Wednesday, May 7, 2014

That's a lot of water

In the 33 years that I have been roleplaying, I have run some great campaigns.  My college Autoduel game from the late 1980s is the one I usually point to when I want to highlight my greatest achievement, but certainly I have some less distant successes as well.  My recent Savage Mars game would have to rank pretty high on the list.  The first big Legend of the Five Rings campaign I ran circa 2000 which ran nearly 80 sessions and had the players begging on Friday night to play again on Saturday and Sunday would have to be in the discussion as well.  When everything clicks in a game, it can be a magical experience.

For every one of those transcendent games, however, there is a failure (or three) as counterbalance.  Some games fizzle out due to scheduling problems, or apathy.  In others, some critical portion of the group finds that they do not like the rules, or the genre.  I have even had a couple of TPK instances over the years.  I like to think that I know my limitations and do not take on games where my game mastering skills or interests will be the cause of the problem.  Consequently, the number of truly massive campaign failures over the years that I was wholly responsible for are thankfully small.
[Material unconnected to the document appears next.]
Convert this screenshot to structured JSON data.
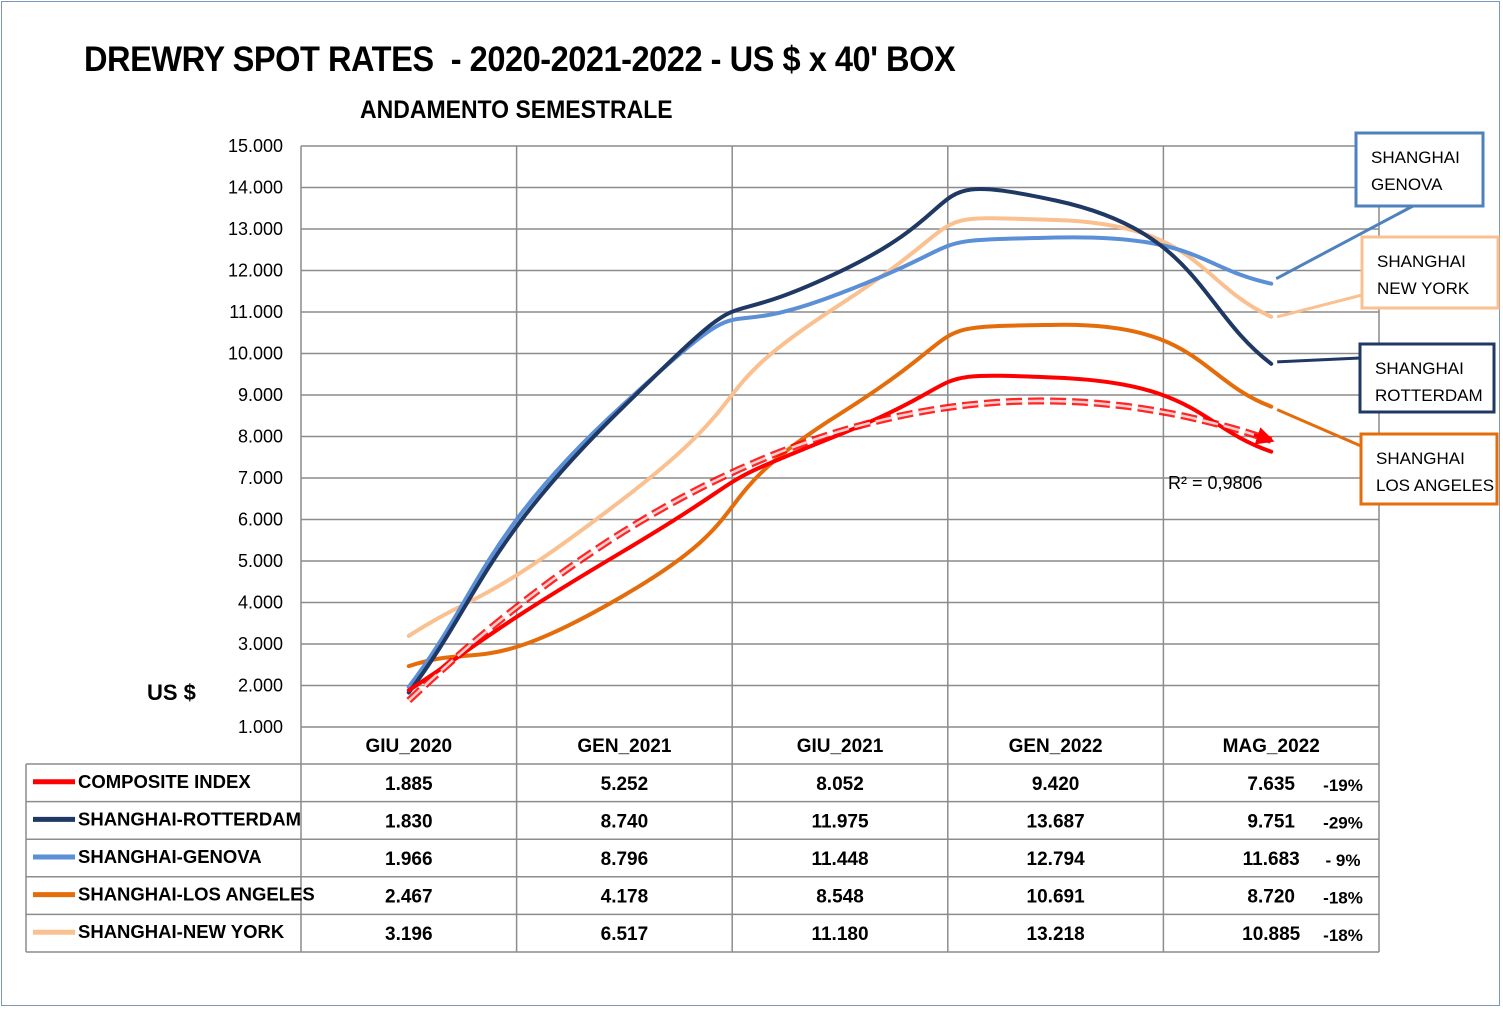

And then there is GURPS Riverworld.

There are not a lot of pictures from the game online, but the
 cover art  for this book was among the best Steve
Jackson Games ever produced.

I began a GURPS Riverworld campaign for the Bowling Green Mafia crew about fifteen years ago.  I lasted two sessions.  Two miserable, horrible, awful, terrible sessions.  They were scar-you-for-life bad.  Looking back on the situation, I have to concede that virtually the entire blame rests on my shoulders, too.  The game was bad because I misread the players and did not provide the group the sort of campaign that they would be successful in. 

Riverworld is a game adaption of a series of novels by Philip Jose Farmer, one of my favorite authors.  The premise is very high concept.  One morning, every person who ever lived is reborn at the same time on a seemingly endless river valley.  In the books, the principle characters set out to explore the river, some with the intent of finding the source and discovering who created the Riverworld and why.  Farmer mixes an eclectic group of historical and fictional characters into one of the most satisfying sci-fi series I have ever read.
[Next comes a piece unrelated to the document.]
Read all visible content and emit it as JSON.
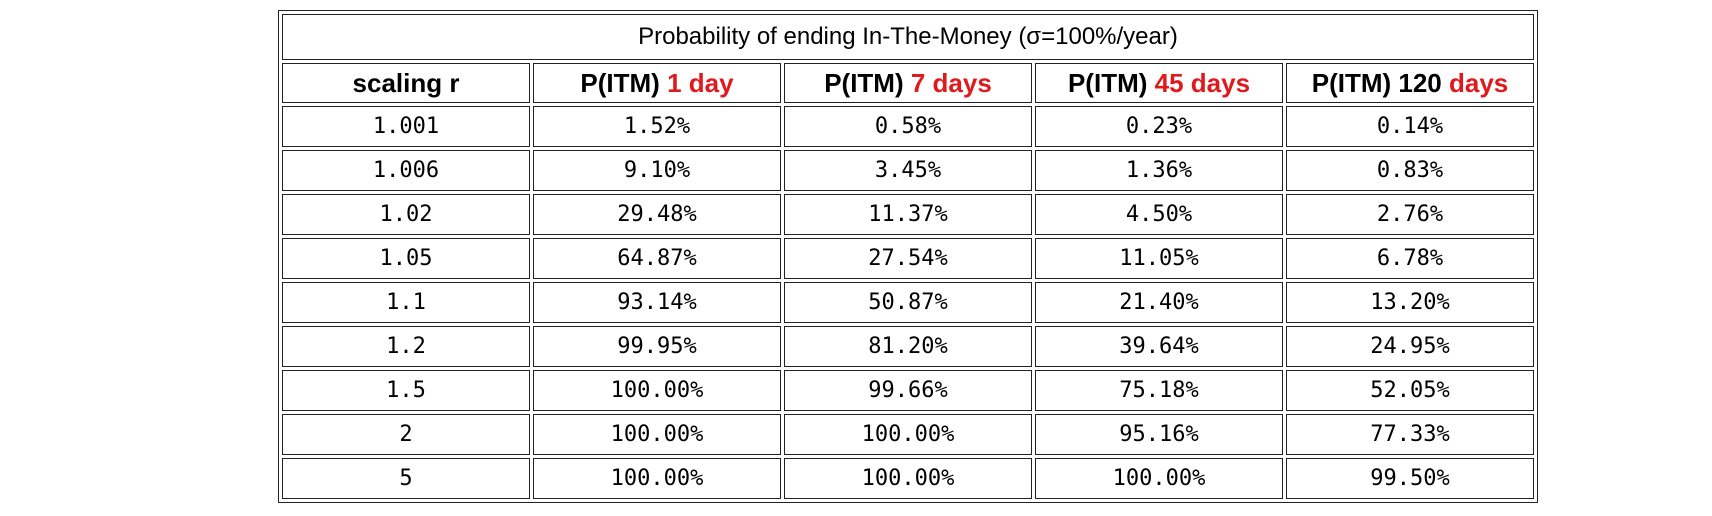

The implications for a role-playing game are pretty impressive as well. Characters can come from any time and place and mix with other players of equally unique background.  Ever wanted to see Napoleon and Salvador Dali have a conversation (and who hasn't?)?  On the great river, there is nothing preventing such a thing. In fact, the central thesis of both the book and the game encourage just these sorts of encounters.

In such a game world, almost anything is possible.  And that, my friends is where I went wrong.  I let the players create characters from any place and time.  Most of them were forgettable although I do remember Eric Lindgren playing a neanderthal man pretty convincingly.  But once the characters were created and I set up the initial scene including who and what were around them, I let the players loose to do whatever they wanted.  My theory at the time was that I would just react to whatever they did.  What they did, however, was virtually nothing.

For many years I have been of the belief that having too much choice is as bad (and sometimes worse) than having no choice at all.  Watching my players in this game made this readily apparent to me. When the players were confronted with being able to take virtually any action they so chose, it completely paralyzed them into inaction.  There were certainly things to interact with, but they couldn't decide which ones to interact with and in what order.  A decisive player might have chosen a direction and struck out to see what happened.  This group, in this situation, however, was uncertain how to proceed and thus did not.

The inaction, however, was my fault.  I presumed a greater knowledge of history on the player's part than they possessed. I have since learned to presume (at least until I learn otherwise) that no one knows a damn thing about history.  This serves me well, more often than not.  Since they didn't know much about the various groups around them, they had an insufficient frame of reference.  Also, when the players did not have an action in mind, I COULD have forced the pace by having one of the various plot threads act against them.  My original thought was to present the playground and let them choose which toy to play with. The biggest mistake was not making one of the toys go and play with them until they decided what to do.

Fortunately, I have learned from this failure, both for this specific game and as a game master in general.  I have never had a repeat of this particular problem.  Fifteen years or so later, I think things have changed enough to give this world another try.  Riverworld has a ton of potential and I think my current pool of players would likely thrive in a campaign that allows for such depth of character creation. The river is there to explore, there are empires to build or topple, and mysteries to solve.  And this time, I will make sure that the environment is far too active for the players to do nothing. 



  1. David Simmons took us to Riverworld once......Perhaps the trouble is Riverworld..

  2. I considered that. But I actually ran a fun couple of sessions of Riverworld when I lived in Louisiana. Nothing approaching a full fledged campaign, mind you, but enough to see that it can be done. That is why I think it was my approach that was flawed, and not the setting. The idea that you can play a character from virtually any era seems like it would be a no brainer for the role playing groups I run with.